Nous lui annonçons que notre principal objectif est de le maintenir en vie puisqu’il nous a formulé ce souhait, restant ouvert à d’autres propositions s’il lui venait l’envie d’engager autre chose. Les passages à l’acte nous semblaient être liés à la réactivation de l’angoisse liée à l’impossible choix dans le conflit de loyauté à l’égard de ses parents. Le choix de l’hospitalisation avait pour objectif d’aménager ce conflit par une mise en acte.
Gérôme est d’abord passé par les urgences pour demander un séjour dans notre unité et a finalement accepté de nous faire cette demande directement, ce qui lui permettait de venir dans de meilleures conditions. Nous avons appelé ce principe de succession d’hospitalisations la « porte tournante » car chaque séjour est justifié par une situation de détresse et nous savons qu’il est impossible d’envisager l’accès aux soins autrement, tant que le patient ne formule aucune autre demande.

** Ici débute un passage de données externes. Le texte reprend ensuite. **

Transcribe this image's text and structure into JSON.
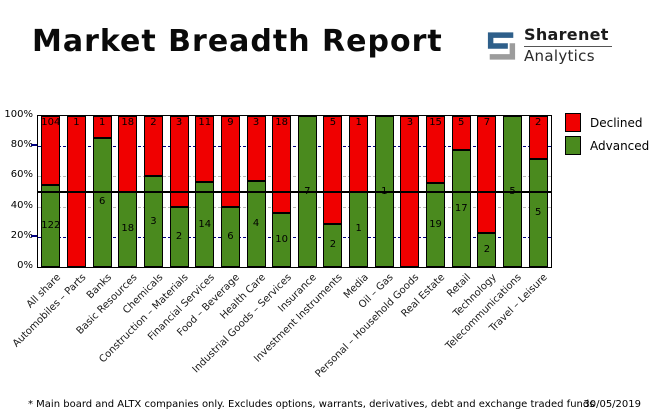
{
  "header": {
    "title": "Market Breadth Report",
    "logo": {
      "brand": "Sharenet",
      "sub": "Analytics"
    }
  },
  "legend": [
    {
      "label": "Declined",
      "color": "#f00000"
    },
    {
      "label": "Advanced",
      "color": "#4a8a1e"
    }
  ],
  "chart_data": {
    "type": "bar",
    "stacked": true,
    "normalized": "percent",
    "title": "Market Breadth Report",
    "categories": [
      "All share",
      "Automobiles – Parts",
      "Banks",
      "Basic Resources",
      "Chemicals",
      "Construction – Materials",
      "Financial Services",
      "Food – Beverage",
      "Health Care",
      "Industrial Goods – Services",
      "Insurance",
      "Investment Instruments",
      "Media",
      "Oil – Gas",
      "Personal – Household Goods",
      "Real Estate",
      "Retail",
      "Technology",
      "Telecommunications",
      "Travel – Leisure"
    ],
    "series": [
      {
        "name": "Declined",
        "color": "#f00000",
        "values": [
          104,
          1,
          1,
          18,
          2,
          3,
          11,
          9,
          3,
          18,
          0,
          5,
          1,
          0,
          3,
          15,
          5,
          7,
          0,
          2
        ]
      },
      {
        "name": "Advanced",
        "color": "#4a8a1e",
        "values": [
          122,
          0,
          6,
          18,
          3,
          2,
          14,
          6,
          4,
          10,
          7,
          2,
          1,
          1,
          0,
          19,
          17,
          2,
          5,
          5
        ]
      }
    ],
    "yticks": [
      "100%",
      "80%",
      "60%",
      "40%",
      "20%",
      "0%"
    ],
    "ylim": [
      0,
      100
    ],
    "grid": {
      "dashed_navy_levels": [
        80,
        20
      ],
      "dashed_gray_levels": [
        60,
        40
      ],
      "reference_line": 50
    },
    "legend_position": "top-right"
  },
  "footer": {
    "note": "* Main board and ALTX companies only. Excludes options, warrants, derivatives, debt and exchange traded funds",
    "date": "30/05/2019"
  }
}
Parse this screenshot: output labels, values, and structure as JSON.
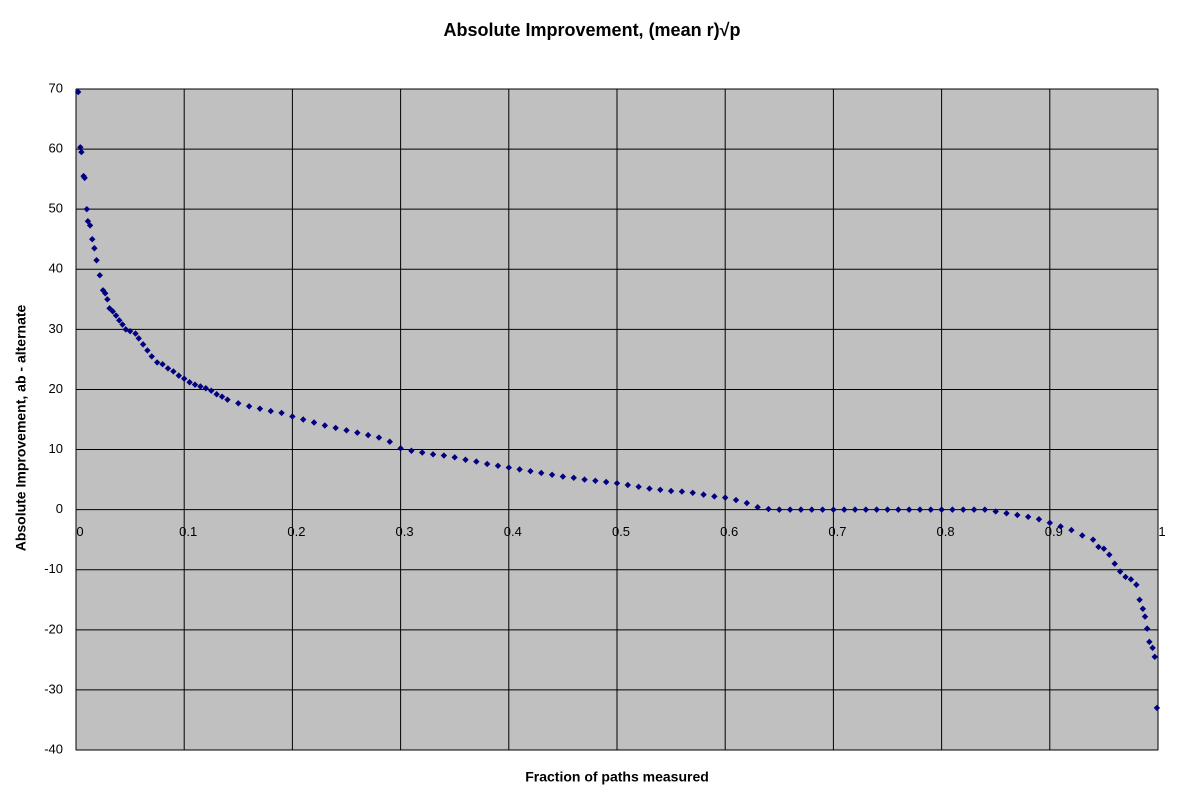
{
  "chart_data": {
    "type": "scatter",
    "title": "Absolute Improvement, (mean r)√p",
    "x_label": "Fraction of paths measured",
    "y_label": "Absolute Improvement, ab - alternate",
    "color": "#000080",
    "background": "#c0c0c0",
    "grid": true,
    "xlim": [
      0,
      1
    ],
    "ylim": [
      -40,
      70
    ],
    "xticks": [
      0,
      0.1,
      0.2,
      0.3,
      0.4,
      0.5,
      0.6,
      0.7,
      0.8,
      0.9,
      1
    ],
    "yticks": [
      -40,
      -30,
      -20,
      -10,
      0,
      10,
      20,
      30,
      40,
      50,
      60,
      70
    ],
    "x": [
      0.002,
      0.004,
      0.005,
      0.007,
      0.008,
      0.01,
      0.011,
      0.013,
      0.015,
      0.017,
      0.019,
      0.022,
      0.025,
      0.027,
      0.029,
      0.031,
      0.034,
      0.037,
      0.04,
      0.043,
      0.046,
      0.05,
      0.055,
      0.058,
      0.062,
      0.066,
      0.07,
      0.075,
      0.08,
      0.085,
      0.09,
      0.095,
      0.1,
      0.105,
      0.11,
      0.115,
      0.12,
      0.125,
      0.13,
      0.135,
      0.14,
      0.15,
      0.16,
      0.17,
      0.18,
      0.19,
      0.2,
      0.21,
      0.22,
      0.23,
      0.24,
      0.25,
      0.26,
      0.27,
      0.28,
      0.29,
      0.3,
      0.31,
      0.32,
      0.33,
      0.34,
      0.35,
      0.36,
      0.37,
      0.38,
      0.39,
      0.4,
      0.41,
      0.42,
      0.43,
      0.44,
      0.45,
      0.46,
      0.47,
      0.48,
      0.49,
      0.5,
      0.51,
      0.52,
      0.53,
      0.54,
      0.55,
      0.56,
      0.57,
      0.58,
      0.59,
      0.6,
      0.61,
      0.62,
      0.63,
      0.64,
      0.65,
      0.66,
      0.67,
      0.68,
      0.69,
      0.7,
      0.71,
      0.72,
      0.73,
      0.74,
      0.75,
      0.76,
      0.77,
      0.78,
      0.79,
      0.8,
      0.81,
      0.82,
      0.83,
      0.84,
      0.85,
      0.86,
      0.87,
      0.88,
      0.89,
      0.9,
      0.91,
      0.92,
      0.93,
      0.94,
      0.945,
      0.95,
      0.955,
      0.96,
      0.965,
      0.97,
      0.975,
      0.98,
      0.983,
      0.986,
      0.988,
      0.99,
      0.992,
      0.995,
      0.997,
      0.999
    ],
    "y": [
      69.5,
      60.3,
      59.5,
      55.5,
      55.2,
      50.0,
      48,
      47.3,
      45,
      43.5,
      41.5,
      39,
      36.5,
      36,
      35,
      33.5,
      33,
      32.3,
      31.5,
      30.8,
      30,
      29.7,
      29.3,
      28.5,
      27.5,
      26.5,
      25.5,
      24.5,
      24.2,
      23.5,
      23,
      22.3,
      21.8,
      21.2,
      20.8,
      20.5,
      20.2,
      19.8,
      19.2,
      18.8,
      18.3,
      17.7,
      17.2,
      16.8,
      16.4,
      16.1,
      15.5,
      15.0,
      14.5,
      14.0,
      13.6,
      13.2,
      12.8,
      12.4,
      12.0,
      11.3,
      10.2,
      9.8,
      9.5,
      9.2,
      9.0,
      8.7,
      8.3,
      8.0,
      7.6,
      7.3,
      7.0,
      6.7,
      6.4,
      6.1,
      5.8,
      5.5,
      5.3,
      5.0,
      4.8,
      4.6,
      4.4,
      4.1,
      3.8,
      3.5,
      3.3,
      3.1,
      3.0,
      2.8,
      2.5,
      2.2,
      2.0,
      1.6,
      1.1,
      0.4,
      0.1,
      0,
      0,
      0,
      0,
      0,
      0,
      0,
      0,
      0,
      0,
      0,
      0,
      0,
      0,
      0,
      0,
      0,
      0,
      0,
      0,
      -0.3,
      -0.6,
      -0.9,
      -1.2,
      -1.6,
      -2.2,
      -2.8,
      -3.4,
      -4.3,
      -5.0,
      -6.2,
      -6.5,
      -7.5,
      -9.0,
      -10.3,
      -11.2,
      -11.6,
      -12.5,
      -15,
      -16.5,
      -17.8,
      -19.8,
      -22,
      -23,
      -24.5,
      -33
    ]
  }
}
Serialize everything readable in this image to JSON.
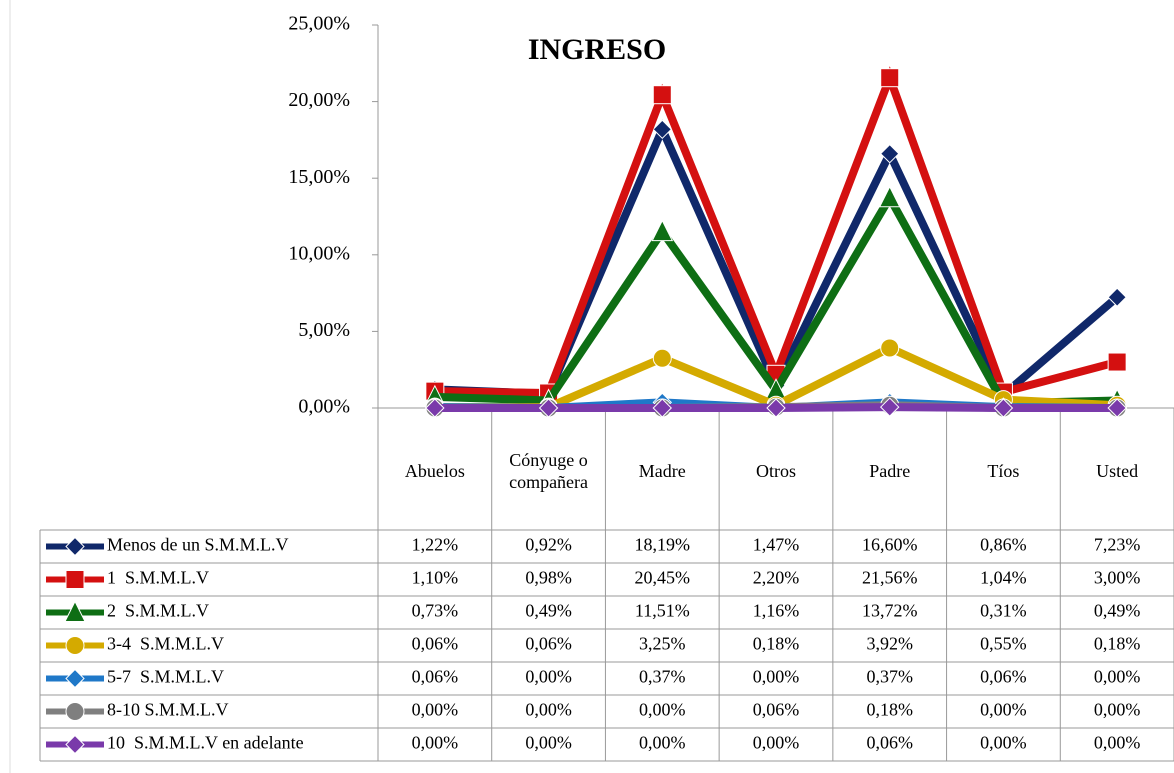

Gérôme finira par élaborer un projet de cure de sevrage de sa consommation d’alcool et de benzodiazépines suivie d’une post-cure afin de rompre avec sa situation de dépendance et d’emprise de ses parents.
Conclusion
Nos modalités d’hospitalisation en détresse permettent d’apporter un cadre au séjour. Celui-ci nous a permis de pouvoir l’adapter en fonction de la singularité de chaque situation clinique.
Le patient reste bien au centre de nos préoccupations et ce sont nos pratiques et non pas l’individu qui doit s’adapter. Nous sommes par ailleurs conscients qu’un tel dispositif nécessite des équipes sensibilisées à une approche psychique de l’individu et formées pour les problématiques addictives.